The National Institutes of Health and the U.S. Environmental Protection Agency and other groups arranged the three-part competition, which will grant up to $1 million to improve the relevance and predictability of information produced from chemical screening technology utilized for toxicology testing. Only a small number of chemicals in use today have sufficient toxicity information to fully assess their potential health risks, and better approaches to evaluate the safety of chemicals are required, according to the EPA.
Known as the Transform Chemical Testing Challenge, the competition called on advanced thinkers to find new ways of enhancing current toxicity testing methods. Definitely, candidates were charged with developing procedures of including metabolic processes into the type of testing now widely used
Vulpe, a fellow of the college’s Center for Human and Environmental Toxicology, joined UF’s faculty in 2015 as part of the university’s excellence initiative. He was selected as a semifinalist in the competition’s first stage, which tried to obtain theoretical solutions that could be experimentally implemented and awarded $10,000 prizes to the winners, along with an encouragement to continue on to the next level.
“Our team from UF, working collaboratively with Michael Fasullo, an associate professor from the State University of New York Polytechnic Institute, is studying the response of immortalized human cells developed in vitro, or in a dish, to chemicals of interest,” Vulpe said.
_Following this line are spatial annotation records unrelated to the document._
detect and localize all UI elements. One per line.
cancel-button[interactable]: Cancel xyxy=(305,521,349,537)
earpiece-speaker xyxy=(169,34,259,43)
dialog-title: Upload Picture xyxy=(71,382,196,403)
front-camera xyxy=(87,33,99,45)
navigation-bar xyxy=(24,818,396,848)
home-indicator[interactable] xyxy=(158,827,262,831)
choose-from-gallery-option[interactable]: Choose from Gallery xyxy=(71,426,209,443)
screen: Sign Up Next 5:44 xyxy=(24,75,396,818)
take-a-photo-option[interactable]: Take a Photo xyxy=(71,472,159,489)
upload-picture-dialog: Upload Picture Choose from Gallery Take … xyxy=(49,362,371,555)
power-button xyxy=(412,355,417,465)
Immortalized human cells are a group of cells from a multicellular organism which have changed and are able of reproducing indefinitely, hence are able to be developed in vitro for extended periods of time.
Vulpe added that a major problem with most immortalized human cells is reduced or absent metabolic enzymes associated with chemical metabolism and it means that toxicology tests utilizing them may not correctly reflect what could be anticipated in a person.
The proposed procedure makes use of a DNA-editing technology called clustered frequently interspaced short palindromic repeats, to energize one or more genetic codes for the metabolic enzymes that the cultured cells does not produce any more. By so doing, it permits the cultured cells to start metabolizing chemicals as they usually would in the body and so enhancing the accuracy of the toxicity tests.
Vulpe said that more in vitro tests which can be predicted could also decrease the requirement for animals in chemical testing.
He will compete in the next level of the competition to establish a prototype system that demonstrates evidence of concept.